As the model trains and its capabilities evolve, the difficulty of prompts can change. To adapt to this, CurES employs a Bayesian inference framework. It models the success rate of each prompt using a Beta distribution, which is a statistical tool that can be continuously updated with new information. This means that as the model attempts more prompts, CurES refines its understanding of their difficulty, dynamically adjusting its sampling and resource allocation strategies. To prevent issues from the model’s performance shifting over time, the dataset is divided into subsets, and training is performed iteratively, with difficulty estimations reset at the start of each iteration.
Also Read:
- CLPO: A Self-Evolving Learning Approach for Enhanced LLM Reasoning
- Knapsack RL: Optimizing LLM Exploration for Enhanced Learning
Impressive Results
The effectiveness of CurES was rigorously tested against several strong baseline methods, including Group Relative Policy Optimization (GRPO) and REINFORCE++ (RPP), using Qwen2.5-Math models (1.5B and 7B parameters) on a wide array of challenging mathematical reasoning benchmarks like MATH500, GSM8K, and AIME. The results were compelling.

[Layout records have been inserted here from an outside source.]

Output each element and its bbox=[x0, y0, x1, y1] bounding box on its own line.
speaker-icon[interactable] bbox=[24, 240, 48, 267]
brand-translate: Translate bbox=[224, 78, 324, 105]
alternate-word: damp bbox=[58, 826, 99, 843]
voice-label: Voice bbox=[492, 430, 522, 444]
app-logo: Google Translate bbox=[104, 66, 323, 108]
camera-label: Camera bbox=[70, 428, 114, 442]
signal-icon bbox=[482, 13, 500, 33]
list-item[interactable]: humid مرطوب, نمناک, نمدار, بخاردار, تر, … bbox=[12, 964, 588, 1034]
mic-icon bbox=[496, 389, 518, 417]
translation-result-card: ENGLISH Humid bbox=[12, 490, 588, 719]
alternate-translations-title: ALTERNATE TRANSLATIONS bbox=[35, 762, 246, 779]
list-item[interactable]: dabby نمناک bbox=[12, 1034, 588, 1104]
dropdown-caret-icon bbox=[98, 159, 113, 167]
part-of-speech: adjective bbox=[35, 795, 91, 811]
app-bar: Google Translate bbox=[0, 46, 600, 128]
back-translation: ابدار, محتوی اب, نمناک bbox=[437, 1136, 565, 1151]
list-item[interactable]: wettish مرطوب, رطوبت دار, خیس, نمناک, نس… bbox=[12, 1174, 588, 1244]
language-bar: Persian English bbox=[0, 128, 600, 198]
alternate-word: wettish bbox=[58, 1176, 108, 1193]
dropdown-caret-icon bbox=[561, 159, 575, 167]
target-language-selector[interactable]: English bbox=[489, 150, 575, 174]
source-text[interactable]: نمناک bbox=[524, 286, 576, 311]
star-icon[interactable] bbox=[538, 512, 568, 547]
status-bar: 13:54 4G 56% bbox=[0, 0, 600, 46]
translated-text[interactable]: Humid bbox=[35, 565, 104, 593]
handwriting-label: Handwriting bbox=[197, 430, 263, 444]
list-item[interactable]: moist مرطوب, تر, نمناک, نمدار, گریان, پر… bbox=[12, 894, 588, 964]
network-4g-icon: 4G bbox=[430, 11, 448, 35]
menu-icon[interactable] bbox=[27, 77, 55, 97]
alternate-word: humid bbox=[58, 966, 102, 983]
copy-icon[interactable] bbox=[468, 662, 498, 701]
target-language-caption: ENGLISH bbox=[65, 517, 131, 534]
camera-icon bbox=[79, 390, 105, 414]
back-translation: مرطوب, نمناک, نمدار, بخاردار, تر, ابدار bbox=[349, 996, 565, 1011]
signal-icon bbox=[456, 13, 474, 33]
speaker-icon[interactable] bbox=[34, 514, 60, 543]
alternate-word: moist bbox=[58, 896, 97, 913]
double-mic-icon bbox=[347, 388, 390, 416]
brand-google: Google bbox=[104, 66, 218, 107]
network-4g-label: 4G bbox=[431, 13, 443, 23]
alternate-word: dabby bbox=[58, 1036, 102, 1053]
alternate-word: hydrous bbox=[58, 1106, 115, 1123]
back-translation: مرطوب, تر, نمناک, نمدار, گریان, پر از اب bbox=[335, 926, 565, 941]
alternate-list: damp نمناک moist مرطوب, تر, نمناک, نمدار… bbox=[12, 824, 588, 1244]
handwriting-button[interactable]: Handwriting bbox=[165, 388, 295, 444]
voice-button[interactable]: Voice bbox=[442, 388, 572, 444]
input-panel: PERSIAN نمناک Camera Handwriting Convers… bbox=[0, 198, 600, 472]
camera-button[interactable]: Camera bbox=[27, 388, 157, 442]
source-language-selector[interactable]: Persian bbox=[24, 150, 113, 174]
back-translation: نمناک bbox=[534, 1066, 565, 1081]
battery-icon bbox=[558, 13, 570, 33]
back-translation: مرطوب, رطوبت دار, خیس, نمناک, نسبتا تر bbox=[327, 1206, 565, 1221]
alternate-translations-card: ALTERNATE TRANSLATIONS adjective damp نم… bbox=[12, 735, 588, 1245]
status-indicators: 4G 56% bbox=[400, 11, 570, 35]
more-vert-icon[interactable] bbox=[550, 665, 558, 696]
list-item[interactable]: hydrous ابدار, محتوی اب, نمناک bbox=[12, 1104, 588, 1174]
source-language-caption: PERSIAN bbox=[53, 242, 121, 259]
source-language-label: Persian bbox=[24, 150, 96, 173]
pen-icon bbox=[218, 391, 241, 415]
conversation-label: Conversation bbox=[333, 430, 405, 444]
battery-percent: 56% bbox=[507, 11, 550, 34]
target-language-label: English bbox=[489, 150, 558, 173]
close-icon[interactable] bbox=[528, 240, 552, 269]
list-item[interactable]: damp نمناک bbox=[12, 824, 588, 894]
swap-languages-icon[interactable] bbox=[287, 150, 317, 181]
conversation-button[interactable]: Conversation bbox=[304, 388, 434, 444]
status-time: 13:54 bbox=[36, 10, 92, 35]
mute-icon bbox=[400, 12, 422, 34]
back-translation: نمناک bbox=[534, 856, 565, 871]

CurES consistently outperformed GRPO by a significant margin, achieving +3.30 points with 1.5B models and +4.82 points with 7B models. Beyond just higher accuracy, CurES also demonstrated much faster convergence. For instance, CurES-GRPO reached the same peak performance as GRPO in 5.5 times fewer steps, and CurES-RPP was 1.75 times faster than RPP. This remarkable sample efficiency highlights CurES’s ability to consistently provide the model with the most informative and optimally challenging samples.
The research also showed that CurES adaptively concentrates more rollouts on moderately difficult prompts, which are the most beneficial for learning. As training progresses, the distribution of these ‘moderately difficult’ prompts becomes sharper and narrower, indicating that CurES continuously refines its focus on the most impactful learning opportunities. This adaptive strategy ensures that computational effort is always directed where it yields the greatest improvement.
In conclusion, CurES represents a significant step forward in making LLM training for reasoning tasks more efficient and stable. By intelligently selecting prompts and allocating computational resources based on a deep understanding of gradient dynamics and prompt difficulty, it enables models to learn faster and achieve higher accuracy. For more details, you can refer to the full preprint: CURES: FROM GRADIENT ANALYSIS TO EFFICIENT CURRICULUM LEARNING FOR REASONING LLMS.